LinkedIn For High School: A 16-Year-Old’s Thoughts On Professional Networking

LinkedIn For High School: A 16-Year-Old’s Thoughts On Professional Networking

LinkedIn For High School: A 16-Year-Old’s Thoughts On Professional Networking

Prior to this year, I had no idea what LinkedIn is or how it could benefit me. I’m sixteen, almost seventeen, and I have been in an entrepreneurial class called Noble Impact for the past two years. The class was introduced to us our 10th grade year. The class has taught me a lot about the way I present myself to people I would like to get potentially get to know better, both personally and professionally.

This year in our Noble 201 class, one our of assignments was to create an account on LinkedIn. When I downloaded the app and looked over it, I was very confused. It was not like Twitter or Instagram, apps which had included colorful pictures and funny updates I can “like” or “favorite.” The app mostly just had articles. It seemed pretty boring.

To set up an account, I had to input my name, job experience, and other details about myself, which I assumed LinkedIn would use to direct me to updates or posts that would interest me. After a couple of questions and clicks, it sent me to the homepage, at which point, I was still thinking it must be like Twitter, so I was looking for things that a teen would look for — something along the lines of my interests. Immediately I was bored, I didn’t like it. It wasn’t the fact that there was a lot reading — it was the fact that it didn’t hold my attention.

A couple of days passed, and we were asked to write a good summary that could show other people viewing our profile just how credible we are. I put my summary in and cleaned up my profile a little bit more and was surprised how easily connections were just coming back to me. All of a sudden, the app wasn’t boring anymore. I started to see the value of it. I was looking for jobs at the time, for example, and I would get on and search for the company I was interested in, and it would pop up with a description and sometimes an opening. We also learned in class that you can see how we’re connected to people who work at the organization on the company’s LinkedIn page.

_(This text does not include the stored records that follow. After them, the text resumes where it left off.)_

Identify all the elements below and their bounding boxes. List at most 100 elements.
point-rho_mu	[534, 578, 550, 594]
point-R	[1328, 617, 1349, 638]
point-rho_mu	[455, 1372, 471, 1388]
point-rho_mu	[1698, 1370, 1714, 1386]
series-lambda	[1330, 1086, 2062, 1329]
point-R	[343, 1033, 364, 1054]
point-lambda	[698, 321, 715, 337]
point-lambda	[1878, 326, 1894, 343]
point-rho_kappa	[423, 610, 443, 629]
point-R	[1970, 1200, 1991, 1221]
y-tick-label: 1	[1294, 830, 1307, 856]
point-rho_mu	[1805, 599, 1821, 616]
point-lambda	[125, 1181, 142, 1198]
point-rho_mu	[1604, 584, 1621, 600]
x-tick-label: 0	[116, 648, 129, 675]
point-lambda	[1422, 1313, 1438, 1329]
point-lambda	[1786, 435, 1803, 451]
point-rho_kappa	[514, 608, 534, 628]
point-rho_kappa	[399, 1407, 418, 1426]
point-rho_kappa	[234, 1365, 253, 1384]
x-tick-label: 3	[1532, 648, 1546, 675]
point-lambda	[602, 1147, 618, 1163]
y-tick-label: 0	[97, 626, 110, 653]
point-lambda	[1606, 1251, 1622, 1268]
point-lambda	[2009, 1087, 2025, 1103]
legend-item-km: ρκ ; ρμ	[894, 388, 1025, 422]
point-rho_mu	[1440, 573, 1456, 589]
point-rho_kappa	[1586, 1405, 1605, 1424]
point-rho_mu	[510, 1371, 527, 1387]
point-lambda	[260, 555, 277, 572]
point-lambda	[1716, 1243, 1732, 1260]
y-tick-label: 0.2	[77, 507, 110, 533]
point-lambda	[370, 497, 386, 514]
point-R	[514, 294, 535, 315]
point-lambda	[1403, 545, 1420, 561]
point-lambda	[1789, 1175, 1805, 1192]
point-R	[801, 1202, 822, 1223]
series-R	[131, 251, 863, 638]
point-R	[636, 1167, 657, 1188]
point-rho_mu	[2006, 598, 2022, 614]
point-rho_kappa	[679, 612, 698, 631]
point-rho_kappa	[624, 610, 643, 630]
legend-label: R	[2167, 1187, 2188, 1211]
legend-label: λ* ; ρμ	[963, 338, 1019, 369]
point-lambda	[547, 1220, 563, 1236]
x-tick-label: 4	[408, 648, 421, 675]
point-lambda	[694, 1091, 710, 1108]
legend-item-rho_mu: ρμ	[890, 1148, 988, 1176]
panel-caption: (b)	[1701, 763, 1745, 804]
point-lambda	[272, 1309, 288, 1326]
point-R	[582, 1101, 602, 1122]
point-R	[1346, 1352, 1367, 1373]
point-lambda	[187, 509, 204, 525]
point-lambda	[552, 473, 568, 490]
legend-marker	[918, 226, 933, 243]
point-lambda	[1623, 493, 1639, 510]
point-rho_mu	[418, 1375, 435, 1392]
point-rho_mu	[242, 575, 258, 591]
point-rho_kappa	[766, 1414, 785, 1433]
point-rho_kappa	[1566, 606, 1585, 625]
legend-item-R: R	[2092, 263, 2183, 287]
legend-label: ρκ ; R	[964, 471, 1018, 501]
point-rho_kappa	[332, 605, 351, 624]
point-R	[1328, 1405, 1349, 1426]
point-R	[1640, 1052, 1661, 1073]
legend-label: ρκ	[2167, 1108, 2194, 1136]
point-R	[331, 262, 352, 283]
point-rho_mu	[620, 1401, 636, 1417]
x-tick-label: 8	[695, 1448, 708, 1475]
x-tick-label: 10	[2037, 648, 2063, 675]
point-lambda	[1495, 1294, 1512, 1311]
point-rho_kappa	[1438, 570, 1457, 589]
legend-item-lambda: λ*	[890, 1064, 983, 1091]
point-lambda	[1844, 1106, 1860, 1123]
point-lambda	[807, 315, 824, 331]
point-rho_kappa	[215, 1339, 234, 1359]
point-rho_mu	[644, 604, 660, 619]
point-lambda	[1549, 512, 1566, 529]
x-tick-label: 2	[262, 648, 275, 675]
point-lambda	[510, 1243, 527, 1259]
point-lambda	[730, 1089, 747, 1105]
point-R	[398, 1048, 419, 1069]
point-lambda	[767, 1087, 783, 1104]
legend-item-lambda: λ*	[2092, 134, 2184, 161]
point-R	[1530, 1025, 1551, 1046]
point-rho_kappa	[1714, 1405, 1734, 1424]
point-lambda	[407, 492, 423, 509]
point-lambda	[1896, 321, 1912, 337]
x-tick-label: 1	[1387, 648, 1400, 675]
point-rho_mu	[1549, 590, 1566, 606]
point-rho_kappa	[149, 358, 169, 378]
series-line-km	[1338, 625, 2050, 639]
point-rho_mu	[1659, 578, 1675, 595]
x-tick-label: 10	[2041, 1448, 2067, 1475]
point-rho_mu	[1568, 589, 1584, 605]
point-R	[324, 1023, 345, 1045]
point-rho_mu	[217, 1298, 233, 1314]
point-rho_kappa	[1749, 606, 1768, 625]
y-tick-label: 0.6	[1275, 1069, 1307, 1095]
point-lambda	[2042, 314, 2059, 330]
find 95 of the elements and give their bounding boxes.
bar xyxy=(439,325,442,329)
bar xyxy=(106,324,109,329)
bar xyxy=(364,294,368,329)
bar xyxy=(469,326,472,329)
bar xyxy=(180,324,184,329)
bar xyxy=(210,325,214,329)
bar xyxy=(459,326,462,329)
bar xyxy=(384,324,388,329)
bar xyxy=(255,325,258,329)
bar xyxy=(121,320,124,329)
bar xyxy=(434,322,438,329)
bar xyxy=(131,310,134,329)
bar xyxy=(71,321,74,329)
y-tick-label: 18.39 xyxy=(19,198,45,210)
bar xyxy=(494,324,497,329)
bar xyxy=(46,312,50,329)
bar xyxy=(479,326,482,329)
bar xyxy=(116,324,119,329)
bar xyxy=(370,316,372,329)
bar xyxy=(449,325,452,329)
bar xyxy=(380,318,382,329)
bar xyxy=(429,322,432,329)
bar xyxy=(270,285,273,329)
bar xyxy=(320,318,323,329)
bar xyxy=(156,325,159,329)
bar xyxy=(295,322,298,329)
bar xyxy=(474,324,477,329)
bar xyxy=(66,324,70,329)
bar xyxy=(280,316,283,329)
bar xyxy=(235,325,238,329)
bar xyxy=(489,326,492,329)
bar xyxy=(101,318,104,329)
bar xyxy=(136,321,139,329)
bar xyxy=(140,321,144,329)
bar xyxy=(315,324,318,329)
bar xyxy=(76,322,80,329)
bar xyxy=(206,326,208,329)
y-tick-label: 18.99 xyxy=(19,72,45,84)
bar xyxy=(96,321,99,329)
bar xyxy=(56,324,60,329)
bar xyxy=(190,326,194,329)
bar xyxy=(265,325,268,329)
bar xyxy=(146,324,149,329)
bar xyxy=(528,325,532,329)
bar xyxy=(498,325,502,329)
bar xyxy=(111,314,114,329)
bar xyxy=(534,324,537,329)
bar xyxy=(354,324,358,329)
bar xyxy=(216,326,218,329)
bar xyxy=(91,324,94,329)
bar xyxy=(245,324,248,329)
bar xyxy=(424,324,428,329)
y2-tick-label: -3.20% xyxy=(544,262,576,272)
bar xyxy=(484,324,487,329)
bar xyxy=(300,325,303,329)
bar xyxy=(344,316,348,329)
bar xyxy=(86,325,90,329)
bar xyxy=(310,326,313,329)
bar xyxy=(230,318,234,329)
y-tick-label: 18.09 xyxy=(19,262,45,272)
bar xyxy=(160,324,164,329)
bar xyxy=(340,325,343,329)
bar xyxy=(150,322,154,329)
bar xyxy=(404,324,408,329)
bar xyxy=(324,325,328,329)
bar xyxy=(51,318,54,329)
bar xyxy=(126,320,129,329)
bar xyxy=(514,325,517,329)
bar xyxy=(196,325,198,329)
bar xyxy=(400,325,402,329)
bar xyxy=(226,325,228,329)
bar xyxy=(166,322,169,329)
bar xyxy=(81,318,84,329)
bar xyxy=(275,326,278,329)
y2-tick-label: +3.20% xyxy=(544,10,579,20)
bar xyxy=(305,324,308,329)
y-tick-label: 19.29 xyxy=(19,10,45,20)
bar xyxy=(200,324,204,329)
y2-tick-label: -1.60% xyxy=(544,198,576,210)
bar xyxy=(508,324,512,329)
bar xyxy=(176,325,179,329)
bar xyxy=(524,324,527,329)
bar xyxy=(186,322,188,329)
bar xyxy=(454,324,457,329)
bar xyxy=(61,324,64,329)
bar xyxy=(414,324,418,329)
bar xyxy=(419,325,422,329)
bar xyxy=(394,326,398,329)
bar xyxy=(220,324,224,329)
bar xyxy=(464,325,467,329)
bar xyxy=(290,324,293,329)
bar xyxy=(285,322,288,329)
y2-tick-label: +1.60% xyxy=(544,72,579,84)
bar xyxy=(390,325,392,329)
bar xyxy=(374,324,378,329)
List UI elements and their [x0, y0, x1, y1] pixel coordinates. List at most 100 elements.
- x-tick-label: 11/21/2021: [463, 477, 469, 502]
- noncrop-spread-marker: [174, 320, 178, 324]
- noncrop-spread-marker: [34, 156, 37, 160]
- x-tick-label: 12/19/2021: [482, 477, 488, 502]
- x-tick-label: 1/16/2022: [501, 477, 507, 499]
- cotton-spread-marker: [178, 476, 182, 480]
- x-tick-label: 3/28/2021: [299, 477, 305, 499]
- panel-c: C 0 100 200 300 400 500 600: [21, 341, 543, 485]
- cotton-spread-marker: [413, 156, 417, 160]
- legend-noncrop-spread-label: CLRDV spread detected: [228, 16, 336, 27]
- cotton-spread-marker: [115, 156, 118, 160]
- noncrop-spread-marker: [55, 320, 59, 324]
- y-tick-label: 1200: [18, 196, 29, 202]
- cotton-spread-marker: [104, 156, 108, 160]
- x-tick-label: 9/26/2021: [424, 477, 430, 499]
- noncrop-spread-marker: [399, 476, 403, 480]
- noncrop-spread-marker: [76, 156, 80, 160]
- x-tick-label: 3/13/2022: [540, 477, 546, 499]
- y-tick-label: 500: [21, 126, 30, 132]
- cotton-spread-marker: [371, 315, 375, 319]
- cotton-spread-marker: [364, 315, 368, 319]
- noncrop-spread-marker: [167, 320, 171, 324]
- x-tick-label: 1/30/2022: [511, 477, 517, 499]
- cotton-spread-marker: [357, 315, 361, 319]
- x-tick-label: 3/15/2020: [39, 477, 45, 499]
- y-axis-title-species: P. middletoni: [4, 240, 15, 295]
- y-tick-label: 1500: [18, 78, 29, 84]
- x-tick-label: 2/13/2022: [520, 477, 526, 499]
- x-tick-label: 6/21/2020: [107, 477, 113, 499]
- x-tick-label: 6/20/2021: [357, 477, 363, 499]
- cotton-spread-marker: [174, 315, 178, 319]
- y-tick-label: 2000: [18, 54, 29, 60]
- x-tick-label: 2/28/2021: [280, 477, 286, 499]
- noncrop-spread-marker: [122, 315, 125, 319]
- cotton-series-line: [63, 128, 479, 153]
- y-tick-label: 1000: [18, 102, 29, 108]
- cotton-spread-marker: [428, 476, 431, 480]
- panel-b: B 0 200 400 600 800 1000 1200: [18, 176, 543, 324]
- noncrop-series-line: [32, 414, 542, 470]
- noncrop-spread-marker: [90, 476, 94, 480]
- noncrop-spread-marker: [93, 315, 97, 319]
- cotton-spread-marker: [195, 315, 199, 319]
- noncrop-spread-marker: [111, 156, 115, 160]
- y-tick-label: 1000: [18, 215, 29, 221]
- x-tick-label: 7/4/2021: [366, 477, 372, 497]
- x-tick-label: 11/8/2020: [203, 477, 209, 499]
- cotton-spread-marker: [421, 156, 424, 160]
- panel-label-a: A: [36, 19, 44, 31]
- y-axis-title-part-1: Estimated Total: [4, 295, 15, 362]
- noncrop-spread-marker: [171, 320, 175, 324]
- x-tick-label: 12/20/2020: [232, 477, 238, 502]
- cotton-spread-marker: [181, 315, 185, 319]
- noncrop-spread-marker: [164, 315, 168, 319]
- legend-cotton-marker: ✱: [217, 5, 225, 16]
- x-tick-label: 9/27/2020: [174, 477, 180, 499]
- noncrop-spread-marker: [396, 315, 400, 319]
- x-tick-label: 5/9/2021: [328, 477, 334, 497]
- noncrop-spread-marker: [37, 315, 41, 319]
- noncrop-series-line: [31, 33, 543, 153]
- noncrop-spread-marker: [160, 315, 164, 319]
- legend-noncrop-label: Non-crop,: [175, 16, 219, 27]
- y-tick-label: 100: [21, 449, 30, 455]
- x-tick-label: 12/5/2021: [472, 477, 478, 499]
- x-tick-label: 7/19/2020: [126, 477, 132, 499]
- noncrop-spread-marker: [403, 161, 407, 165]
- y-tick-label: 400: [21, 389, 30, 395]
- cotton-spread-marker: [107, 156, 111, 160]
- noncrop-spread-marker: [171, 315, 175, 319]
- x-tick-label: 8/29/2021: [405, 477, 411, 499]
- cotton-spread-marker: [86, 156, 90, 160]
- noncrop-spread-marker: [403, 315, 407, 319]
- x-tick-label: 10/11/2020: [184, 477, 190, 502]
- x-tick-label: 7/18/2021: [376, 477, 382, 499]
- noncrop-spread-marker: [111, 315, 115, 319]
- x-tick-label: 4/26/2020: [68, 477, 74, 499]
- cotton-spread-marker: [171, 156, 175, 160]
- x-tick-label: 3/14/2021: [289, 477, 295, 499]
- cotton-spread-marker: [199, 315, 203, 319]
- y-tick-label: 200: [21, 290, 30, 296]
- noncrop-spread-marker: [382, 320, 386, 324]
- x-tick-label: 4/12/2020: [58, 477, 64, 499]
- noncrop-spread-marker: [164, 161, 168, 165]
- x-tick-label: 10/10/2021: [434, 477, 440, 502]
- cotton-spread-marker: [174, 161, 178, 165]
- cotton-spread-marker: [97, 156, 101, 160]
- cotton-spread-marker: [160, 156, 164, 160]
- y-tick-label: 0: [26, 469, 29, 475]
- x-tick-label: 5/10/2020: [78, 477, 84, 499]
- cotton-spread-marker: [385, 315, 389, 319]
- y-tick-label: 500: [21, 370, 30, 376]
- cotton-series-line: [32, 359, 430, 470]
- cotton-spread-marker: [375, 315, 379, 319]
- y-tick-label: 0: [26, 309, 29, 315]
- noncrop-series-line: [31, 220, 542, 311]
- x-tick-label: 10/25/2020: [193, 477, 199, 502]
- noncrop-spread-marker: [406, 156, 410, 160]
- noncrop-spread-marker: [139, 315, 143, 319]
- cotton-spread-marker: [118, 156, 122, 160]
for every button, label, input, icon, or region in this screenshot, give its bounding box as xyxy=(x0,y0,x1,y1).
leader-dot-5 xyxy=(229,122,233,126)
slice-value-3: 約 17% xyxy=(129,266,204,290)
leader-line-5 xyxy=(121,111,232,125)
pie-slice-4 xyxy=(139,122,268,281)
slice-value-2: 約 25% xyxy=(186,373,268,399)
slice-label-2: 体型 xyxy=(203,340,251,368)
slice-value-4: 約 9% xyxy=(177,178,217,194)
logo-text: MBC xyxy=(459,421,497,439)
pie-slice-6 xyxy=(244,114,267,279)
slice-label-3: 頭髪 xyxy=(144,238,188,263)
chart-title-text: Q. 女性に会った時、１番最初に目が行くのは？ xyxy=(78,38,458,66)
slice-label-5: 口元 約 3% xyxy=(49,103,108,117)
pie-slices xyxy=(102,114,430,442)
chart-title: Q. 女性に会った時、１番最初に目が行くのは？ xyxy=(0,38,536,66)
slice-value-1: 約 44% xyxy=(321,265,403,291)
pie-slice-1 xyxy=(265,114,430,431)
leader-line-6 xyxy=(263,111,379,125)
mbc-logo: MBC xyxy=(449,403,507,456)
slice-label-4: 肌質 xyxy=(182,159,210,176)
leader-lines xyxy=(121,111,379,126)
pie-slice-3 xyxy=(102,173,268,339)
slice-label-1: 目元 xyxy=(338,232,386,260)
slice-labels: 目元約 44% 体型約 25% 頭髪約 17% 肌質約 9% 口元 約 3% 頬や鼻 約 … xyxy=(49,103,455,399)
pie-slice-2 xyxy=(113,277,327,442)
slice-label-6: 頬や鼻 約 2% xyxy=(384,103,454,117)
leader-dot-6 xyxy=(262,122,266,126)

I also got some help on how to clean up my profile from my Aunt Melba. She is a very high-profile woman and has many titles. I was at her house this summer, during which time she happened to be looking for a new job. She has so much experience and so many references that I was surprised she wasn’t getting called for new jobs by the second.

Beyond the basics of filling out my profile, Aunt Melba has also taught me about online safety. She called me recently to suggest that I remove my birthday (date and year) from my public profile, warning me that though LinkedIn is a professional site, there are still creepy people lurking around. She was basically saying that I’m in this for my professional development, not for strangers to know my whole life story.

As of now, I still use the app, and I constantly get on to check for interesting articles and people I can connect with. The app isn’t boring; I was just taken aback at first, because I didn’t know what to do with it. But now I realize I can use LinkedIn for high school growth.

I’ve learned so much just with this app alone. It taught me how other people look at me and how I want other people to look at me. Also, it is not like Twitter. The concept of Twitter is to connect and engage with other people however that may be. LinkedIn, on the other hand, is for professional use only. It is for getting connected with people in the same area as you, who may share similar career goals or interests.

So, while it can be difficult to get used to for first-timers, LinkedIn is not boring.